1) prima di consentire questo utilizzo urbanistico dell’area, stralciare l’area dell’ ex

magazzino derrate, in modo che l’utilizzo urbanistico “Università” sia limitato a questo edificio

e non si estenda a tutta l’area del Parco.

2) Consentire l’uso urbanistico come “Università” in tutta l’area e, successivamente nel

Piano Particolareggiato, escludere l’area che non è “ex magazzino derrate”.

E’ ovvio, al di là delle intenzioni, che l’ipotesi 1) è quella che ci tutela di più.

Il secondo problema è che la destinazione “Università” comprende una varietà di tipologie:

aule, laboratori, sale riunioni (e fin qui niente da ridire), ma anche, e qui cominciano i

problemi, bar, posto di ristoro per studenti, strutture ricettive ecc. In altre parole ritornerebbe

fuori, in forme diverse, il famoso “Albergo nel Parco del Cardeto”, con traffico, rumore e

inquinamento luminoso notturno, forse parcheggi ecc.

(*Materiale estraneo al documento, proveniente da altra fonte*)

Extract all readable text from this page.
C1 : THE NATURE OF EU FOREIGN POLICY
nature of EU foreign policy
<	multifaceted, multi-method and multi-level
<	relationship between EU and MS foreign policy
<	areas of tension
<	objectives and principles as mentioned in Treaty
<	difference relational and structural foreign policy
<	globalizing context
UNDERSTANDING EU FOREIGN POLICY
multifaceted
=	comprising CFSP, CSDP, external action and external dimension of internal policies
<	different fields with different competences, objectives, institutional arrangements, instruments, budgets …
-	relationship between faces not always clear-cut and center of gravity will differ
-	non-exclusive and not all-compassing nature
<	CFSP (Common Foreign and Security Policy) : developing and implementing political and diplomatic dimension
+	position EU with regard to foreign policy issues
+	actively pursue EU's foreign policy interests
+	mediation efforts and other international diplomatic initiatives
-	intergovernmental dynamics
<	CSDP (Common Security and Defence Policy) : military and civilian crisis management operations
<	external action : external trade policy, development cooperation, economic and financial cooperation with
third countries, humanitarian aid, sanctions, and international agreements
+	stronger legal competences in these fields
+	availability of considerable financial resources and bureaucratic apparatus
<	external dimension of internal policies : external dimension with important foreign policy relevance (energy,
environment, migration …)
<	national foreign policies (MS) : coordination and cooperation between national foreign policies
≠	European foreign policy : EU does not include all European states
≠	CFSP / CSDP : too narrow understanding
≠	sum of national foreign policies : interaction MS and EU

Anche per questo secondo problema ci sono due soluzioni:

1) nel provvedimento che consentirà l’utilizzo “Università” prevedere fin d’ora gli utilizzi

consentiti e quelli non consentiti.

2)vendere l’edificio all’Università senza prescrizioni specifiche, e successivamente escludere nel

Piano particolareggiato gli utilizzi che non si ritengano congrui con un Parco.

Anche per la soluzione di questo secondo problema a me pare che la soluzione più chiara, e in

definitiva anche più “pulita” sia la prima.

Oggi sappiamo che c’è una riunione di maggioranza nel corso della quale verranno prese le

relative decisioni, da portare poi in commissione.